It is possible to find out using mathematical methods whether a given integer is a prime number or not.
For 179, the answer is: yes, 179 is a prime number because it has only two distinct divisors: 1 and itself (179).
As a consequence, 179 is only a multiple of 1 and 179..
Since 179 is a prime number, 179 is also a deficient number, that is to say 179 is a natural integer that is strictly larger than the sum of its proper divisors, i.e., the divisors of 179 without 179 itself (that is 1, by definition!).
Parity of 179
179 is an odd number, because it is not evenly divisible by 2.
Is 179 a perfect square number?
A number is a perfect square (or a square number) if its square root is an integer; that is to say, it is the product of an integer with itself. Here, the square root of 179 is about 13.379.
Thus, the square root of 179 is not an integer, and therefore 179 is not a square number.
Anyway, 179 is a prime number, and a prime number cannot be a perfect square.
What is the square number of 179?
The square of a number (here 179) is the result of the product of this number (179) by itself (i.e., 179 × 179); the square of 179 is sometimes called "raising 179 to the power 2", or "179 squared".

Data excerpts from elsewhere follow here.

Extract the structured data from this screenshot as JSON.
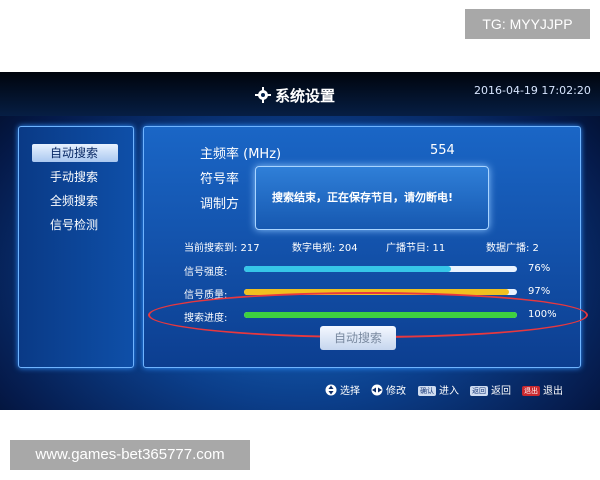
{
  "watermark_top": "TG: MYYJJPP",
  "watermark_bottom": "www.games-bet365777.com",
  "header": {
    "title": "系统设置",
    "datetime": "2016-04-19 17:02:20"
  },
  "menu": [
    {
      "label": "自动搜索",
      "active": true
    },
    {
      "label": "手动搜索",
      "active": false
    },
    {
      "label": "全频搜索",
      "active": false
    },
    {
      "label": "信号检测",
      "active": false
    }
  ],
  "fields": [
    {
      "label": "主频率 (MHz)",
      "value": "554"
    },
    {
      "label": "符号率",
      "value": ""
    },
    {
      "label": "调制方",
      "value": ""
    }
  ],
  "popup": {
    "message": "搜索结束，正在保存节目，请勿断电!"
  },
  "stats": {
    "searched": "当前搜索到: 217",
    "tv": "数字电视: 204",
    "radio": "广播节目: 11",
    "data": "数据广播: 2"
  },
  "bars": [
    {
      "label": "信号强度:",
      "percent": 76,
      "pct_text": "76%",
      "color": "#36c6e8"
    },
    {
      "label": "信号质量:",
      "percent": 97,
      "pct_text": "97%",
      "color": "#f0c020"
    },
    {
      "label": "搜索进度:",
      "percent": 100,
      "pct_text": "100%",
      "color": "#3ed040"
    }
  ],
  "button": {
    "label": "自动搜索"
  },
  "hints": {
    "select": "选择",
    "modify": "修改",
    "enter_key": "确认",
    "enter": "进入",
    "back_key": "返回",
    "back": "返回",
    "exit_key": "退出",
    "exit": "退出"
  }
}
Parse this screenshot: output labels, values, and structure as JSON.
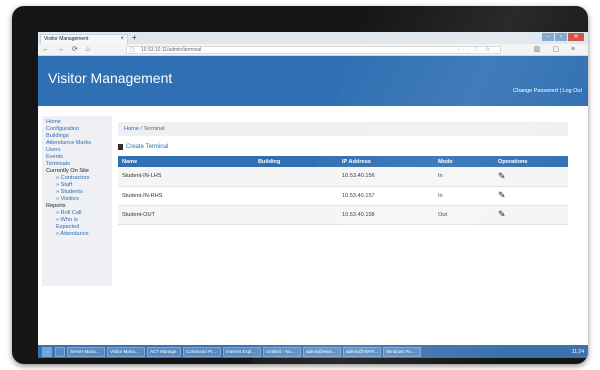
{
  "browser": {
    "tab_title": "Visitor Management",
    "tab_close": "×",
    "new_tab": "+",
    "url": "10.53.10.11/admin/terminal",
    "win_controls": [
      "–",
      "▫",
      "✕"
    ]
  },
  "app": {
    "title": "Visitor Management",
    "change_password": "Change Password",
    "separator": "|",
    "logout": "Log Out"
  },
  "sidebar": {
    "items": [
      "Home",
      "Configuration",
      "Buildings",
      "Attendance Marks",
      "Users",
      "Events",
      "Terminals"
    ],
    "currently_on_site": {
      "label": "Currently On Site",
      "items": [
        "» Contractors",
        "» Staff",
        "» Students",
        "» Visitors"
      ]
    },
    "reports": {
      "label": "Reports",
      "items": [
        "» Roll Call",
        "» Who is Expected",
        "» Attendance"
      ]
    }
  },
  "breadcrumb": {
    "home": "Home",
    "sep": "/",
    "current": "Terminal"
  },
  "actions": {
    "create": "Create Terminal"
  },
  "table": {
    "headers": [
      "Name",
      "Building",
      "IP Address",
      "Mode",
      "Operations"
    ],
    "rows": [
      {
        "name": "Student-IN-LHS",
        "building": "",
        "ip": "10.53.40.156",
        "mode": "In"
      },
      {
        "name": "Student-IN-RHS",
        "building": "",
        "ip": "10.53.40.157",
        "mode": "In"
      },
      {
        "name": "Student-OUT",
        "building": "",
        "ip": "10.53.40.158",
        "mode": "Out"
      }
    ]
  },
  "taskbar": {
    "items": [
      "Server Mana...",
      "Visitor Mana...",
      "ACT Manage",
      "Command Pr...",
      "Internet Expl...",
      "Untitled - No...",
      "admin@vism...",
      "admin@VM-R...",
      "Windows Po..."
    ],
    "clock": "11:24"
  }
}
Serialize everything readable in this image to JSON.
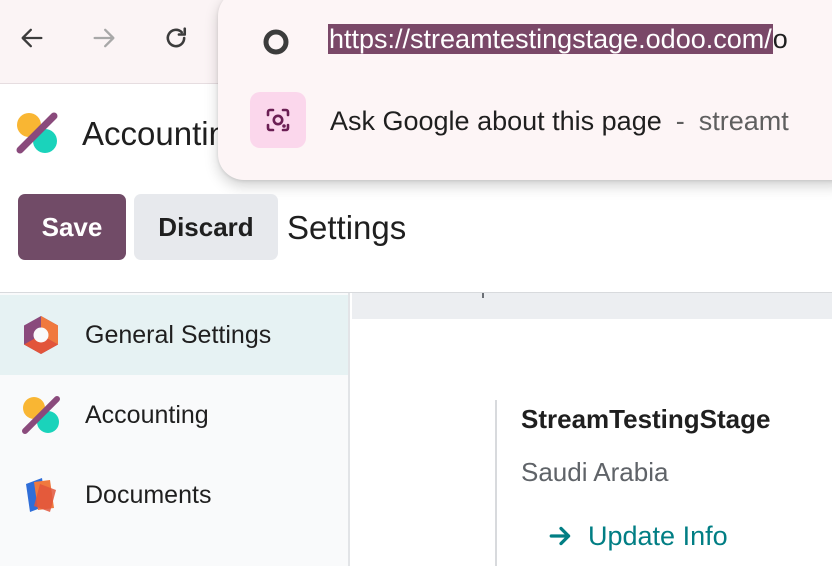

As a consequence, 179 is the square root of 32 041.
Number of digits of 179
179 is a number with 3 digits.
What are the multiples of 179?
The multiples of 179 are all integers evenly divisible by 179, that is all numbers such that the remainder of the division by 179 is zero. There are infinitely many multiples of 179. The smallest multiples of 179 are:
- 0: indeed, 0 is divisible by any natural number, and it is thus a multiple of 179 too, since 0 × 179 = 0
- 179: indeed, 179 is a multiple of itself, since 179 is evenly divisible by 179 (we have 179 / 179 = 1, so the remainder of this division is indeed zero)
- 358: indeed, 358 = 179 × 2
- 537: indeed, 537 = 179 × 3
- 716: indeed, 716 = 179 × 4
- 895: indeed, 895 = 179 × 5
How to determine whether an integer is a prime number?
To determine the primality of a number, several algorithms can be used. The most naive technique is to test all divisors strictly smaller to the number of which we want to determine the primality (here 179). First, we can eliminate all even numbers greater than 2 (and hence 4, 6, 8…). Then, we can stop this check when we reach the square root of the number of which we want to determine the primality (here the square root is about 13.379). Historically, the sieve of Eratosthenes (dating from the Greek mathematics) implements this technique in a relatively efficient manner.
More modern techniques include the sieve of Atkin, probabilistic algorithms, and the cyclotomic AKS test.